Lavoratori Puc, Unict avvia il procedimento di stabilizzazione

L'Università di Catania si prepara a dare avvio formale al procedimento di stabilizzazione dei 176 lavoratori Puc impiegati presso le sue strutture, grazie a un finanziamento regionale

L’Università di Catania si prepara a dare avvio formale al procedimento di stabilizzazione dei 176 lavoratori Puc impiegati presso le sue strutture in virtù di una linea di finanziamento regionale. A comunicarlo è il rettore Antonino Recca, con una lettera inviata al presidente della Regione Raffaele Lombardo, al prefetto di Catania Francesca Cannizzo e alle organizzazioni sindacali, specificando di aver individuato un percorso giuridico e finanziario idoneo mirato alla stabilizzazione di tali lavoratori, rispettoso del quadro normativo vigente e scandito in tappe temporali e adempimenti giuridico-amministrativi, così come definito dai propri esperti, i docenti di Diritto del lavoro Sebastiano Bruno Caruso e Antonio Lo Faro.

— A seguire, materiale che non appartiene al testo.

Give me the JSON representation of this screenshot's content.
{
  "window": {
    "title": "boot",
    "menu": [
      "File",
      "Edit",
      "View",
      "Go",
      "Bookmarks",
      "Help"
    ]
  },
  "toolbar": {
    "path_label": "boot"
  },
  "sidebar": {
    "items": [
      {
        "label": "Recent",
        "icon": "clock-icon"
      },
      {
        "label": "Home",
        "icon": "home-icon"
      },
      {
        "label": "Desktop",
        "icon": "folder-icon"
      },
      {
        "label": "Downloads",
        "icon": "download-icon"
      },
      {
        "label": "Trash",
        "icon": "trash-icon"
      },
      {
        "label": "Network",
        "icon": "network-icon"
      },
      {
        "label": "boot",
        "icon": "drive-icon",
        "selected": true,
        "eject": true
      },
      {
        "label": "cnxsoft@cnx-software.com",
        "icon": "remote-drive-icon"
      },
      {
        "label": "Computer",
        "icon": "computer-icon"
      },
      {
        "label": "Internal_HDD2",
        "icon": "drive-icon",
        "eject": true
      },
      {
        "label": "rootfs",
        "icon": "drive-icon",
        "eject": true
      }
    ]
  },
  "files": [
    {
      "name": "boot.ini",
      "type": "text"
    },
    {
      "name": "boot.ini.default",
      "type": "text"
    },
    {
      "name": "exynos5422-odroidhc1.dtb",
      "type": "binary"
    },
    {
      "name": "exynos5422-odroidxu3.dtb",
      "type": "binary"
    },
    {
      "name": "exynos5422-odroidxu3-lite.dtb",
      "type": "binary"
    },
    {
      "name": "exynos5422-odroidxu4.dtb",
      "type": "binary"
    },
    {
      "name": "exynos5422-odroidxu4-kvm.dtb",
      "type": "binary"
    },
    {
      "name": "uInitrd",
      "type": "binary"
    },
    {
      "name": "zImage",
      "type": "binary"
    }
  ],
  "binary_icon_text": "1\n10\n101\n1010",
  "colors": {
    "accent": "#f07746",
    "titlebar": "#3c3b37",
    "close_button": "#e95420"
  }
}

L’intenzione di questo Ateneo di procedere alla graduale stabilizzazione dei lavoratori precari appartenenti al bacino Puc, fermi restando i dovuti adempimenti di tutti gli Enti coinvolti, era già stata confermata in un incontro con i sindacati del luglio scorso. A questo punto – ha rilevato il rettore -per poter procedere speditamente, è necessario il verificarsi di altre due condizioni preliminari”.

La prima condizione – prosegue la missiva del prof. Recca – è di competenza della Regione: la proroga, per un altro quinquennio, del contratto a termine dei lavoratori interessati e in scadenza il 31 gennaio 2012. In tal senso, occorre che la Regione deliberi formalmente, ovvero avvii il relativo procedimento che conduca al rifinanziamento regionale, in modo da consentire la proroga dei contratti in atto. Soltanto una tale condizione può, infatti, impedire la discontinuità del rapporto di lavoro dei lavoratori Puc onde innescare la procedura di stabilizzazione; tale procedura, poiché graduata nel tempo, può esplicarsi soltanto su rapporti di lavoro in atto e non estinti”. “L’altra condizione, ossia la rinunzia al contenzioso in atto, dipende invece dalla volontà dei singoli lavoratori interessati al processo di stabilizzazione”.

In sintesi, soltanto la delibera regionale di rifinanziamento, che procrastini il circuito  di utilizzazione dei lavoratori da parte dell’università, potrà consentire la proroga legittima del contratto di lavoro in scadenza su cui, nel tempo e progressivamente, l’Università andrà ad operare i singoli provvedimenti di stabilizzazione, nei termini e nei modi suggeriti dal parere dei due giuslavoristi dell’Ateneo.

“Lungi dal venir meno ad accordi intrapresi – conclude il rettore -, l’Università di Catania si trova in posizione di stand by in attesa delle determinazioni dell’amministrazione regionale che facciano seguito alla nota a firma del capo di gabinetto dott. Patrizia Monterosso del 10 ottobre, con la quale si comunicava che la Presidenza della Regione aveva invitato l’Agenzia regionale per l’impiego a fornire “un sollecito riscontro (...) in ordine alla possibilità che sia confermato in caso di stabilizzazione dei lavoratori già dalla stessa utilizzati, l’attuale finanziamento per un altro quinquennio”. L’Ateneo, pertanto, si dichiara pronto ad avviare subito e formalmente il procedimento di stabilizzazione nei termini indicati, non appena la Presidenza della Regione avrà confermato di voler procedere al finanziamento in oggetto, con conseguente proroga dei contratti e innesco della procedura di stabilizzazione”.